Article publié le Mardi, 7 septembre 2010

Ça y est! C’est officiellement la rentrée!

Pour plusieurs, dont l’auteure de ces lignes, le mois de septembre constitue le véritable début d’année. C’est donc en août que se prennent les résolutions! Dans cet esprit, plusieurs d’entre vous ont probablement passé l’été à se demander s’ils allaient investir plus ou moins de temps sur les médias sociaux. Le dilemme de pas mal de monde en ce moment.

Pour ma part, j’ai pris le parti, ce weekend, de m’investir sérieusement sur LinkedIn… au moins jusqu’à Noël. Je me donne donc quatre mois pour devenir une championne. Voici donc mon plan de match en trois objectifs (focus, focus, focus) :

1. Activer ma participation sur LinkedQuébec via le sous-groupe communication&marketing dont je suis l’une des modératrices via un plan de contenu en lien avec l’offre de Bang Marketing. Une bonne manière de donner de la valeur dans le groupe tout en mettant notre expertise en lumière, sans devoir faire de promotion. Je vous invite par ailleurs à vous joindre au groupe si ce n’est déjà fait. Il s’agit d’un lieu d’échange sur le domaine où les participants sont invités à poser des questions, faire profiter aux autres membres de leur expérience et apprendre tout en élargissant son réseau. Une belle initiative.

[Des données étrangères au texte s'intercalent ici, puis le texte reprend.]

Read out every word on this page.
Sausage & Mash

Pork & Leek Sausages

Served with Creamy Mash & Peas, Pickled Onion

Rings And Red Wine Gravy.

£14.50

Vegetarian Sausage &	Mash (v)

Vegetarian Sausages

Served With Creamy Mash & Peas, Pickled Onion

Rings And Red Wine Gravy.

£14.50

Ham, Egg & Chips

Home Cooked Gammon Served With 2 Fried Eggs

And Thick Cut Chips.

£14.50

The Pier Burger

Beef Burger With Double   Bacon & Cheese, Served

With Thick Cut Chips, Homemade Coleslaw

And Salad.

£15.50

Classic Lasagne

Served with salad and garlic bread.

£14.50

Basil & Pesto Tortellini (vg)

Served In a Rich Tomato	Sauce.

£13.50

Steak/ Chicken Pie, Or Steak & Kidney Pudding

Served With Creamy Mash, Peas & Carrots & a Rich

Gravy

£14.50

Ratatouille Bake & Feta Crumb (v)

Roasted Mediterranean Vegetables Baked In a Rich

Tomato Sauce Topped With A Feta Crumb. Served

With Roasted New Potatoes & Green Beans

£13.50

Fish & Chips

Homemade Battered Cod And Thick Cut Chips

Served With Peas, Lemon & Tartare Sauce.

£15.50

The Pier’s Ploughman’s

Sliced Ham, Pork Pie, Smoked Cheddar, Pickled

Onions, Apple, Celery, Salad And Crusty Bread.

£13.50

2. Monter le nombre de mes connaissances à 500 et faire le ménage parmi mes contacts en utilisant la fonction CRM, qui est somme toute assez efficace pour la classification. (Je suis mieux de me planifier une belle fin de semaine…) Pourquoi cinq cents? Pour flasher avec le sigle de 500+ dans mon profil? Nooon! C’est mal me connaître. En fait, bâtir mon audience, c’est la clé pour bénéficier de la puissance de LinkedIn. Il faut une masse critique de contacts pour espérer profiter du réseau. La prochaine marche est 500, mais visons 5000… pourquoi pas?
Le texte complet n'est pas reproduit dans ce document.